Along the lane to our unit there are several stands of milkweed or euphorbia. Its clumps of small yellowy green cup-shaped flowers (they are really bracts, or modified leaves) contrast with the dark green of the leaves. A cut stem oozes a milky sap which is apparently poisonous - it always looks nasty, but it is toxic though in small doses it was used as a herbal purgative.

When I was gardening in our previous place I always wore gloves when I cut the euphorbia there from overhanging the steps. I have never liked wearing gloves. Somehow you lose the intimacy of handling the plant or the soil. But I did for this task.

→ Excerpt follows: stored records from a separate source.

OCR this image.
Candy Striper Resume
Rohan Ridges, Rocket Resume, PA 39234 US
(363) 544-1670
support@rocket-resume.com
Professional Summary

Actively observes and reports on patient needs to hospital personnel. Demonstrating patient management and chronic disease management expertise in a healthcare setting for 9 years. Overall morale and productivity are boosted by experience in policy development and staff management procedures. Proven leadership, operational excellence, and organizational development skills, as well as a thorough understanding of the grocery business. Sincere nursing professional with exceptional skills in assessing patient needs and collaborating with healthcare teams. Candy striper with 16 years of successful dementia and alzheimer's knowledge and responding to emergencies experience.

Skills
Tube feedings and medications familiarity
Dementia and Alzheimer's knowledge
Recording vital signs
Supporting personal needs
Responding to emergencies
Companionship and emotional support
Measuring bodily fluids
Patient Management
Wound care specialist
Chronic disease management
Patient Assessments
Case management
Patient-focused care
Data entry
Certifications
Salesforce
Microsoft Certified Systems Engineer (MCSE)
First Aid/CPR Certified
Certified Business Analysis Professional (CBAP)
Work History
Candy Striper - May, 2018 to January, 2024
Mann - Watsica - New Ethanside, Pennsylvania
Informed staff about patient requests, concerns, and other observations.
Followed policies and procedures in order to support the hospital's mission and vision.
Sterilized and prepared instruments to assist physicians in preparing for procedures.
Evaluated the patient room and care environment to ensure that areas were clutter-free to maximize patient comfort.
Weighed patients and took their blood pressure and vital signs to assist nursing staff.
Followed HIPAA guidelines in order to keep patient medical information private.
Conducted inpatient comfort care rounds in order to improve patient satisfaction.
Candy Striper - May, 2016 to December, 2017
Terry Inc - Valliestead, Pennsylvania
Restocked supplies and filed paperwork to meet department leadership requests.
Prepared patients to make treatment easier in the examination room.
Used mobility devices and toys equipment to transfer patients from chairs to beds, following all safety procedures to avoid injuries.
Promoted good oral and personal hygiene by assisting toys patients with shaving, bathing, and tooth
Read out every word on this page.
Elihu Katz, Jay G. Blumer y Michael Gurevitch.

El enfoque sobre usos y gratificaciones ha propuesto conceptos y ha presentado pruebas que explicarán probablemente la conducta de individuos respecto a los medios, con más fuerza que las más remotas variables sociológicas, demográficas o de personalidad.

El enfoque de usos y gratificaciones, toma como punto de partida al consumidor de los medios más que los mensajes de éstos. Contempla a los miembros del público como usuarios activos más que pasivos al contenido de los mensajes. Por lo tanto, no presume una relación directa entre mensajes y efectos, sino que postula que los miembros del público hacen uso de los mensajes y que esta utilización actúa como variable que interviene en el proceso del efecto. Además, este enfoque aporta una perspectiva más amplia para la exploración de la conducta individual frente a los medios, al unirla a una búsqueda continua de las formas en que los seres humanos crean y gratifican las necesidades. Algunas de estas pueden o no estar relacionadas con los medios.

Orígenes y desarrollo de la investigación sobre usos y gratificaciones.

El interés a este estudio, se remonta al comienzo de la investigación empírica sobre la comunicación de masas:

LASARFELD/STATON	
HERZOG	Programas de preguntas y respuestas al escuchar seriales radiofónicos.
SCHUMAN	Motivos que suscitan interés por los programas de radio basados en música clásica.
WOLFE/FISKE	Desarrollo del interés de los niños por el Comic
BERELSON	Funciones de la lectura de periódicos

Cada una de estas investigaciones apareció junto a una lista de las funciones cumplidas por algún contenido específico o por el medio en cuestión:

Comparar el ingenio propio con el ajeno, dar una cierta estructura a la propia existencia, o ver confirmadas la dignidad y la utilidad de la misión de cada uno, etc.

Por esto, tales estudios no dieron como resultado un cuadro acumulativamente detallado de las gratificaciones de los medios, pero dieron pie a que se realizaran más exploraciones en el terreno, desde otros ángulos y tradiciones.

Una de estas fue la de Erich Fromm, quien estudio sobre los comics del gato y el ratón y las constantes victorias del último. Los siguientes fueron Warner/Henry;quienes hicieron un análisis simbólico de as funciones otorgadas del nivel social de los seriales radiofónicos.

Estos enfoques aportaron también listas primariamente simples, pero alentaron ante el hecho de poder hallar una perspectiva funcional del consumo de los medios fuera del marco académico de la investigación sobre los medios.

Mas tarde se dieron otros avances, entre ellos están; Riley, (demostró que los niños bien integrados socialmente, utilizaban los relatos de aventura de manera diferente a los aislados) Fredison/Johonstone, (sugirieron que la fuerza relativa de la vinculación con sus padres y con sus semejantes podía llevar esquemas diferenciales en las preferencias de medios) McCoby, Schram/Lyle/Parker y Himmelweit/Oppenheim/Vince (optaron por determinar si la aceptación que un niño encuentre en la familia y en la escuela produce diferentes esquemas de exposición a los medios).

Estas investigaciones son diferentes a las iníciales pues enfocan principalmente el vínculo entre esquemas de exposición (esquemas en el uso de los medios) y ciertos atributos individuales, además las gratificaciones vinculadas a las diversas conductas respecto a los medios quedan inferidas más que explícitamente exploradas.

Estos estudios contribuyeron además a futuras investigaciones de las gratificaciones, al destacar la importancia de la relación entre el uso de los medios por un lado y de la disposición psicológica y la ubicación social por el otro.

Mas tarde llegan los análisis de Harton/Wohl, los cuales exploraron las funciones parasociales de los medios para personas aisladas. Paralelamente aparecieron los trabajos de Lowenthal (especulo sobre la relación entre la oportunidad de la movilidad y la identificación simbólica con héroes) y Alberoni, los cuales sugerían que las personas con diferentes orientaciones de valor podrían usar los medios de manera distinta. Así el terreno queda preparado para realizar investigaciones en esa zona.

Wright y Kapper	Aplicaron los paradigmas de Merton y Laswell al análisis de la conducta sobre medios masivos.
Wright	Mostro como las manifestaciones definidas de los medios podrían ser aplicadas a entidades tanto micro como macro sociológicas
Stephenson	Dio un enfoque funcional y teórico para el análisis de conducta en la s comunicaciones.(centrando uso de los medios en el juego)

That old plant and those down the drive match the pictures in our garden books of euphorbia robbiae, introduced into Europe in 1890 by a Mrs Mary Anne Robb of Hampshire, England. A keen plant collector, she went to a wedding in Turkey. Seeing this unusual plant, she got her guide to dig it up. As she had no other container, she placed it in her hat-box to take it home. What happened to her hats is not recorded. The plant’s nickname is Mrs Robb’s Bonnet.

About the time Mrs Robb was travelling in Turkey, Flora Thompson was leaving home to work in the nearby town's post office. She describes the arrival locally of a novelty. “It was on Jerry’s cart [he called each Monday with fish and fruit] tomatoes first appeared in the hamlet. They had just been introduced into this country and were slowly making their way into favour. The fruit was flatter in shape then than now and deeply grooved and indented from the stem, giving it an almost star-like appearance. There were bright yellow ones, too, as well as the scarlet; but, after a few years the yellow ones disappeared from the market and the red ones became rounder and smoother as we see them now.’

‘At first sight, the basket of red and yellow fruit attracted Laura’s colour-loving eye. “What are those,” she asked old Jerry.’ ‘Love-apples, my dear. Love-apples, they be, though some hignorant folks be calling them tommytoes.’ [Laura tried them and liked them. Most of her peers continued to turn their noses up at this new-fangled thing] Thompson concludes with her own prejudice. ‘Most people today would prefer them as they were then, with the real tomato flavour pronounced, to the watery insipidity of our larger, smoother tomato’.